In late 2021, Bitcoin underwent a major upgrade known as “Taproot” that made it possible for its underlying infrastructure to support smart contracts at last. Bitcoin smart contracts are, to all intents and purposes, the same as those on Ethereum in that they execute automatically once specified conditions are met, and their transactions are irreversible. 

Bitcoin smart contract support is enabled through its programming language, called Script. Using Script, developers can establish predetermined conditions that must be met for a transaction to proceed. Users must satisfy those conditions to unlock their BTC and have them processed on its blockchain. 

With the Taproot upgrade, Bitcoin now supports a range of smart contracts including the Pay-to-Public Hash, which makes it possible for BTC to be sent to a specified address on the condition that it can only be accessed by the owner of the private key. It also supports multi-signature scripts, which are smart contracts that can only unlock the BTC sent by a user once a number of public key holders authorize it. Time-Locked Bitcoin Transactions are also available, making it possible for BTC transactions to be scheduled or time-locked. 

Expanding Bitcoin’s Utility

A number of projects have emerged that aim to take advantage of Bitcoin’s new capabilities, including Mintlayer, which is a sidechain that aims to build an ecosystem of Bitcoin-native DeFi dApps, NFTs, stablecoins, and tokenized assets that inherit its industry-leading security. 

Mintlayer takes advantage of Script to enable non-Turing complete smart contracts on Bitcoin. They’re a bit different from the Turing-complete smart contracts on Ethereum. Turing-complete enables the system to process complex rule sets of data manipulation, meaning developers have almost infinite possibilities when it comes to creating smart contracts.

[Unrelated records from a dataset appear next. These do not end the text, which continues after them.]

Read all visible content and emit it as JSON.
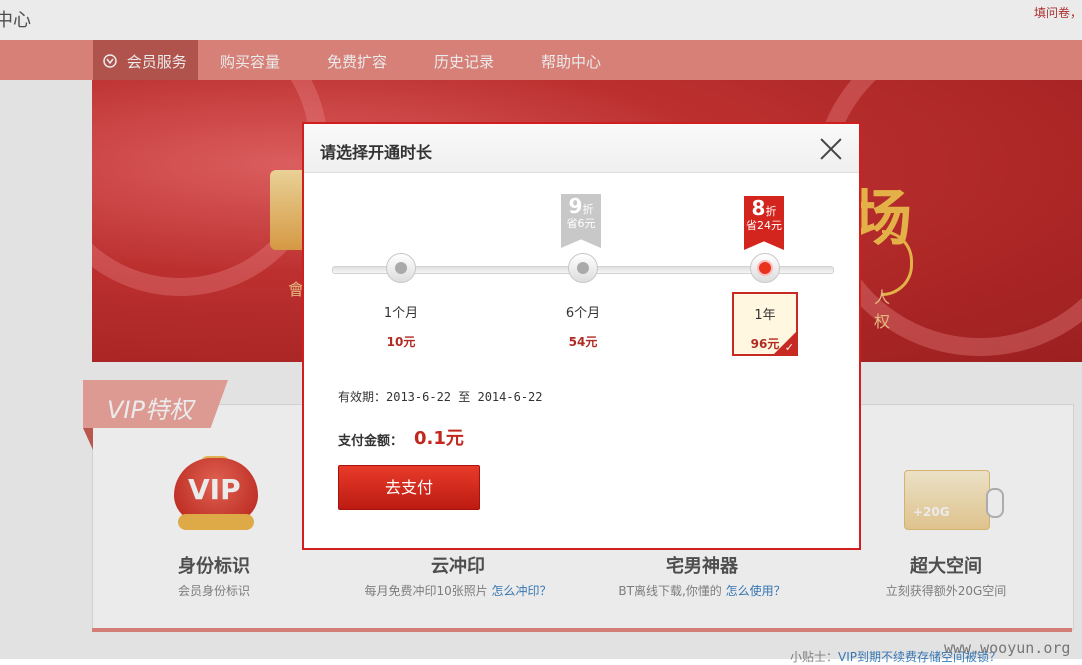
{
  "header": {
    "site_title": "i中心",
    "top_links": "填问卷，"
  },
  "nav": {
    "items": [
      {
        "label": "会员服务",
        "icon": "vip-icon"
      },
      {
        "label": "购买容量"
      },
      {
        "label": "免费扩容"
      },
      {
        "label": "历史记录"
      },
      {
        "label": "帮助中心"
      }
    ]
  },
  "banner": {
    "glyph": "场",
    "text_left": "會",
    "text_right_1": "人",
    "text_right_2": "权"
  },
  "vip_section": {
    "tab_label": "VIP特权",
    "features": [
      {
        "title": "身份标识",
        "desc": "会员身份标识",
        "icon": "vip-badge-icon"
      },
      {
        "title": "云冲印",
        "desc": "每月免费冲印10张照片",
        "link": "怎么冲印？"
      },
      {
        "title": "宅男神器",
        "desc": "BT离线下载,你懂的",
        "link": "怎么使用？"
      },
      {
        "title": "超大空间",
        "desc": "立刻获得额外20G空间",
        "icon": "storage-card-icon",
        "card_text": "+20G"
      }
    ]
  },
  "dialog": {
    "title": "请选择开通时长",
    "close_icon": "close-icon",
    "options": [
      {
        "duration": "1个月",
        "price": "10元"
      },
      {
        "duration": "6个月",
        "price": "54元",
        "discount": "9",
        "zhe": "折",
        "save": "省6元"
      },
      {
        "duration": "1年",
        "price": "96元",
        "discount": "8",
        "zhe": "折",
        "save": "省24元",
        "selected": true
      }
    ],
    "validity": "有效期：2013-6-22 至 2014-6-22",
    "amount_label": "支付金额：",
    "amount_value": "0.1元",
    "pay_button": "去支付"
  },
  "footer": {
    "tip_prefix": "小贴士：",
    "tip_link": "VIP到期不续费存储空间被锁？",
    "watermark": "www.wooyun.org"
  },
  "colors": {
    "accent": "#d11e1e",
    "nav_bg": "#e98b83",
    "nav_active": "#bf5b53"
  }
}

Mintlayer’s non-Turing-Complete smart contracts, on the other hand, sacrifice some versatility but their reduced complexity means they’re less vulnerable to code exploits and can be processed faster. 

This is important because, for all its dominance, Ethereum’s DeFi scene is one that’s incredibly risky. Ethereum’s DeFi history is one that’s littered with numerous stories of hacks, occurring on an almost weekly basis. Ethereum’s blockchain also still struggles with heavy congestion at times – even after undergoing a major upgrade last year. Mintlayer’s approach could be a solution to both issues. Its Script-based smart contracts result in less congestion of the network as they can execute more quickly. Meanwhile, the lower complexity means there is less chance that developers might make a mistake and leave vulnerabilities in their code. 

Mintlayer’s primary goal is to make it possible for users to mint all kinds of tokenized assets on the Bitcoin blockchain through a new MLS 01 standard. So we could have tokenized stocks, stablecoins, bonds, asset-backed tokens, and more. These would all be issued on the Bitcoin blockchain, secured by the crypto industry’s most decentralized chain. Mintlayer has also created the MLS 02 for privacy-based tokens (which carry higher transaction fees), and the MLS 03 standard for NFTs. 

In this way, Bitcoin has acquired the same level of utility as Ethereum, together with the prospect of increased security. Bitcoin can now handle DeFi, NFTs, GameFi, metaverses, and more, and users’ funds will likely be safer too. 

Transaction speed remains an issue for Bitcoin despite its smart contracts being able to execute faster, simply because Bitcoin itself is notoriously slow. It’s only able to handle between 7 and 14 transactions per second. However, Mintlayer is looking to solve this as well, by bringing its Script-based smart contracts to the Lightning Network, a Layer-2 scaling solution for Bitcoin that enables micropayments to be completed in just seconds. 

So Bitcoin has the smart contracts, it has the security and it also has the edge in terms of transaction speeds. All that’s left now is for the community to build out Bitcoin’s DeFi and NFT ecosystems. When that happens, Bitcoin will have the functional ecosystem it requires to fully wrest its crown back from Ethereum and return to its rightful throne as the king of crypto.